The frantic voice in her mind twisted her ancestor’s expression into something far more insidious.
“Sister,” she choked out, but her ancestor’s command boomed into her head, silencing all else.
Stop!
You are making a mistake by taking those bones, the spirit warned, the words fading as she ran, her calves burning with each step, each breath like a sharp, cold dagger in her chest.
Rain pelted her body, saturating her blouse and long skirt. Dark locks of hair slathered against her freckled cheeks as she raced down the foggy path until she reached the looming silhouette of the tall manor. She halted by the gate, panting deep breaths.
Thick, heavy tears welled in her eyes as she looked up at the inky night sky, blinking away raindrops. Her chest heaved with each sob as she wailed into the silent, unforgiving night. Her voice. She’d heard Alice and she hadn’t imagined it.
Her sister was in pain.
With another controlled scream ripping through her dry, sore throat, she looked at the house.
Alice had warned her to run, told her not to come back.
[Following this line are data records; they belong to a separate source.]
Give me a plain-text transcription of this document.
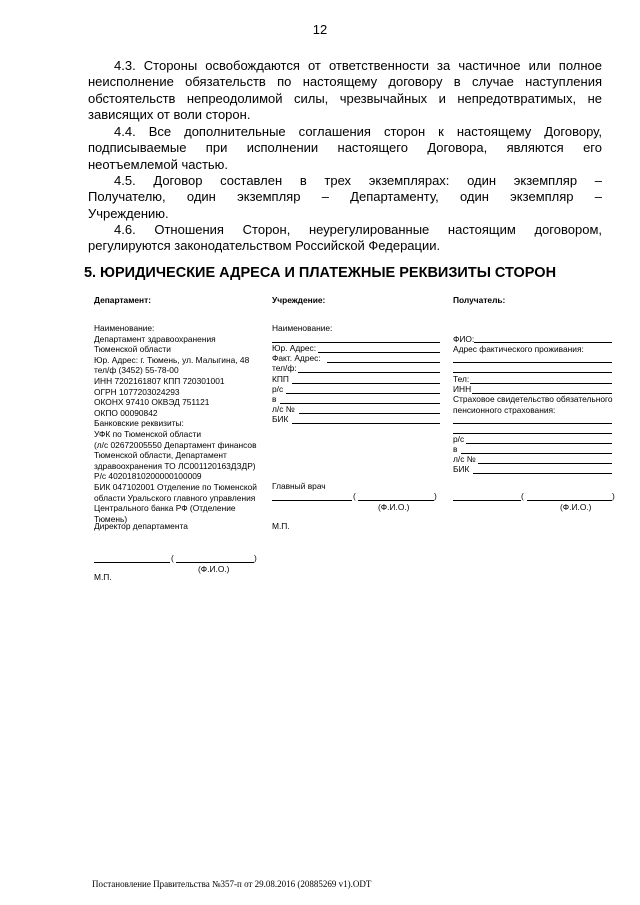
12
4.3. Стороны освобождаются от ответственности за частичное или полное
неисполнение обязательств по настоящему договору в случае наступления
обстоятельств непреодолимой силы, чрезвычайных и непредотвратимых, не
зависящих от воли сторон.
4.4. Все дополнительные соглашения сторон к настоящему Договору,
подписываемые при исполнении настоящего Договора, являются его
неотъемлемой частью.
4.5. Договор составлен в трех экземплярах: один экземпляр –
Получателю, один экземпляр – Департаменту, один экземпляр –
Учреждению.
4.6. Отношения Сторон, неурегулированные настоящим договором,
регулируются законодательством Российской Федерации.
5. ЮРИДИЧЕСКИЕ АДРЕСА И ПЛАТЕЖНЫЕ РЕКВИЗИТЫ СТОРОН
Департамент:	Учреждение:	Получатель:
Наименование:
Департамент здравоохранения
Тюменской области
Юр. Адрес: г. Тюмень, ул. Малыгина, 48
тел/ф (3452) 55-78-00
ИНН 7202161807 КПП 720301001
ОГРН 1077203024293
ОКОНХ 97410 ОКВЭД 751121
ОКПО 00090842
Банковские реквизиты:
УФК по Тюменской области
(л/с 02672005550 Департамент финансов
Тюменской области, Департамент
здравоохранения ТО ЛС001120163ДЗДР)
Р/с 40201810200000100009
БИК 047102001 Отделение по Тюменской
области Уральского главного управления
Центрального банка РФ (Отделение
Тюмень)
Директор департамента
(	)
(Ф.И.О.)
М.П.
Наименование:
Юр. Адрес:
Факт. Адрес:
тел/ф:
КПП
р/с
в
л/с №
БИК
Главный врач
(	)
(Ф.И.О.)
М.П.
ФИО:
Адрес фактического проживания:
Тел:
ИНН
Страховое свидетельство обязательного
пенсионного страхования:
р/с
в
л/с №
БИК
(	)
(Ф.И.О.)
Постановление Правительства №357-п от 29.08.2016 (20885269 v1).ODT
She couldn’t trust the spirit of her ancestor.
There had to be another way to help free her family.
She just had to find it. Because she could not die, not when she’d not even started living yet?
For her entire life, she had waited for things to happen to her, for a future to bloom out of fantasies in her mind, but the massacre woke her to the truth: she could die tomorrow.
Death had once been little but a rumor to her young ears; it was now a heavy force, constantly reminding her that tomorrow was not promised.
There was no waiting anymore. She had to survive, because she wasn’t ready to go yet, but, ever since the night of the murders, death’s icy touch had followed her, and she had a horrible feeling it was closer than she knew.
A prickling unease replaced the heavy raindrops that had abruptly stopped.
Charlotte peered through the dark bars, her fingers clamping around the bones in her hands.
A burning scent of sugar and decaying vegetation filled her nostrils.
Her eyes flicked to the arched windows of the manor, the lights flickering erratically inside.
Something was wrong.
Heavy layers of mist shrouded the shadowy depths of the garden, and the once vibrant green lawns were now a dry, sunbaked brown. With a gasp, she spotted her carefully tended flowers, now drooping and brown, their petals withered and lifeless.
Everything was dead and something was standing behind her, casting a shadow over hers.